A release from the State Government detailed how the blitz, which was carried out from February 1 to May 31 last year, involved prison officers carrying out more than 8600 cell searches and 2300 drug tests on inmates at Fulham.
The searches included passive-alert dogs, pat-downs, possession searches, strip searches and vehicle searches.
Eighty four inmates at Fulham tested positive to various drugs, including Methadone, cannabis, amphetamines and opiates.
One hundred and fourteen inmates were found with 105 contraband items, including 22 drug items, 12 items of prescription drugs, 15 pieces of drug-related paraphernalia, 15 weapons, three items of alcohol and 16 other banned items, including tattoo and gambling items and a mobile phone.
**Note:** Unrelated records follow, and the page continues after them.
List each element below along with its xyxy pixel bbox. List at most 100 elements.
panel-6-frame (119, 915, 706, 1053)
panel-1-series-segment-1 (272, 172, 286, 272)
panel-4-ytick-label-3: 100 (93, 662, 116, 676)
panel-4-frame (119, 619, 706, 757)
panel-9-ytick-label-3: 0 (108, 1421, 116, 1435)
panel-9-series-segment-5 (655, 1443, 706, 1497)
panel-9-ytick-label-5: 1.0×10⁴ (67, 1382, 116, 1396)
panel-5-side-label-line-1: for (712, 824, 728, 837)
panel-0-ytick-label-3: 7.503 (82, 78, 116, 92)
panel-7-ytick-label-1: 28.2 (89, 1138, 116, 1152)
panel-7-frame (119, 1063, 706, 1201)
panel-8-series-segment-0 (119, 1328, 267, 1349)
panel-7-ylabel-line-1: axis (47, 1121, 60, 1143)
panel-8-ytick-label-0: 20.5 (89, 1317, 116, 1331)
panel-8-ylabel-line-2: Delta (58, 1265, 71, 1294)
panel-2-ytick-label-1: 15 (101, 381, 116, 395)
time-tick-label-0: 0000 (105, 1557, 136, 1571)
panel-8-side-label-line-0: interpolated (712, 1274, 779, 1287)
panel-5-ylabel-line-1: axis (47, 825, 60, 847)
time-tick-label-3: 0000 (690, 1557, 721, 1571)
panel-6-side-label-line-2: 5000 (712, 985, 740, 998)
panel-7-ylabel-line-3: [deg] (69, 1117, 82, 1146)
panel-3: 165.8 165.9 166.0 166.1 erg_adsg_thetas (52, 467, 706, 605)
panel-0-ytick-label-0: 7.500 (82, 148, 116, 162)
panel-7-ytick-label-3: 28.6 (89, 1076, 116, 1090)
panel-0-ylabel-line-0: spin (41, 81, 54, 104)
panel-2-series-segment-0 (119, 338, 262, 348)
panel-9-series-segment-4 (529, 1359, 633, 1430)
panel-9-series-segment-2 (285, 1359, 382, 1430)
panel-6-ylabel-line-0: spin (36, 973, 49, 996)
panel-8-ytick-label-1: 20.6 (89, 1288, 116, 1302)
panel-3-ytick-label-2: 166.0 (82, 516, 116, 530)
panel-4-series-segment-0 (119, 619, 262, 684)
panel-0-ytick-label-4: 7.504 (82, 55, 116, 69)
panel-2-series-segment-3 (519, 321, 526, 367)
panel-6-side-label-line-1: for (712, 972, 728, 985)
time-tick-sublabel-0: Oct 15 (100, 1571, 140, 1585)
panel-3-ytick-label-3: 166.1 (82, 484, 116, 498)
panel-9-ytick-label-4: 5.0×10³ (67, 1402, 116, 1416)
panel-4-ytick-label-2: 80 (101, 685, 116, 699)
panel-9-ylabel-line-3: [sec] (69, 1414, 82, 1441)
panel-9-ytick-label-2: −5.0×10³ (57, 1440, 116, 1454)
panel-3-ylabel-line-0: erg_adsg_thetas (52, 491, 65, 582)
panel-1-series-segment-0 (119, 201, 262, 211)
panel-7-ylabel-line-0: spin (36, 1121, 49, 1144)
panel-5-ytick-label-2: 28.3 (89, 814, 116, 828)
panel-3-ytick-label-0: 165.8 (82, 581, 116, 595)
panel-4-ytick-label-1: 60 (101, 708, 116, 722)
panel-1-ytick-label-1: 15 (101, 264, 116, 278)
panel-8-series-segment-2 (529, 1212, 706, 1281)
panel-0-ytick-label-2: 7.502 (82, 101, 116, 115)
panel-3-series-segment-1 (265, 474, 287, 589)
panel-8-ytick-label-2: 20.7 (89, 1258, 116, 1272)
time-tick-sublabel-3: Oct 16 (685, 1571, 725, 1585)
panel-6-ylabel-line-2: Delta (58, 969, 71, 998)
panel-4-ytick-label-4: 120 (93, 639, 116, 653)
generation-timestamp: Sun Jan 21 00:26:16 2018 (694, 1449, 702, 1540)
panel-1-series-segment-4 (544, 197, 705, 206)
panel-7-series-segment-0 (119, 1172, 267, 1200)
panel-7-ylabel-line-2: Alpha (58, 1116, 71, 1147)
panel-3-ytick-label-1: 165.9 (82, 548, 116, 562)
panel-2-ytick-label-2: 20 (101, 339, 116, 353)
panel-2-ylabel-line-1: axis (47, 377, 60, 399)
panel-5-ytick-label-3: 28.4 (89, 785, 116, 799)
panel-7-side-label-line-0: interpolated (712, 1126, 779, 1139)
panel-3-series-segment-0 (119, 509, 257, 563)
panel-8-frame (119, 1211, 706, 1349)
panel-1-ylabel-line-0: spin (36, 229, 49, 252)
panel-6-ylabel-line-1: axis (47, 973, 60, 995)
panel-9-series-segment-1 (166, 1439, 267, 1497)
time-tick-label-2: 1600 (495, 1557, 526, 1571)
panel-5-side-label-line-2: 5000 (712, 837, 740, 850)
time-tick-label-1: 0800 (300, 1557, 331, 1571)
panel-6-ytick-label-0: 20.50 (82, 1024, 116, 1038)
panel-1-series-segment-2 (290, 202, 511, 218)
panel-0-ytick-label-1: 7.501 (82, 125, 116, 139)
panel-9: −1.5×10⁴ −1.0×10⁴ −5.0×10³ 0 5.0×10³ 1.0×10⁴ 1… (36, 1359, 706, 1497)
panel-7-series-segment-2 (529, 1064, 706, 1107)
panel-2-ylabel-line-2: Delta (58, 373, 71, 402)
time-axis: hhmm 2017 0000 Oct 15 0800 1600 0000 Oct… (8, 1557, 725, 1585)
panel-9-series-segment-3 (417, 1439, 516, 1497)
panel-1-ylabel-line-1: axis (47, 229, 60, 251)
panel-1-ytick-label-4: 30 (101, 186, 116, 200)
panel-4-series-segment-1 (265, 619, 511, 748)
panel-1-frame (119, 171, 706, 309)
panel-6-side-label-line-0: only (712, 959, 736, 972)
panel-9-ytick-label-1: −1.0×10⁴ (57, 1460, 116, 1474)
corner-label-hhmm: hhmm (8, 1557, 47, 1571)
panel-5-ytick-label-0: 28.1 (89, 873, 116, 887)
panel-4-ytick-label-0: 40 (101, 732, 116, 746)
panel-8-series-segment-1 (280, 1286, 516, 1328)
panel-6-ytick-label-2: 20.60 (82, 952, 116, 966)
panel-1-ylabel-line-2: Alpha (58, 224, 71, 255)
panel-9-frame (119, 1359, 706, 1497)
Fifteen visitors were also intercepted attempting to smuggle prohibited items into the prison, which included eight drug items, six pieces of drug-related paraphernalia, and one packet of prescription drugs.
The crackdown was part of a state-wide move against contraband in prisons, led by Corrections Victoria’s Security and Emergency Services Group.
Statewide, there were nearly 71,000 searches of prisoners and prison areas, visitors and visitor possessions in targeted and random searches to intercept contraband such as illegal drugs, alcohol and weapons.
A Corrections Victoria spokesman said the lengths to which people went to smuggle contraband into prisons were “extreme.”
“The methods they are using are becoming more sophisticated,” he said.
“Corrections Victoria is constantly on the look out for new and improved ways of detecting contraband such as drugs, weapons and mobile phones.
“Every prison has staff solely dedicated to the task of detecting and intercepting contraband.
“We also search prison visitors and their cars on prison land, and anyone caught with illicit drugs or a controlled weapon is immediately banned and referred to Victoria Police.”
A government spokesman said the interceptions of the contraband reflected the nature of prison inmates and visitors.
“By their very nature, prisons are environments where many of the daily comforts we take for granted are forbidden, as they should be.
“It is an unfortunate by-product that some prisoners and their associates will try to do the wrong thing. This information shows how well the systems which are in place to block this contraband are working.”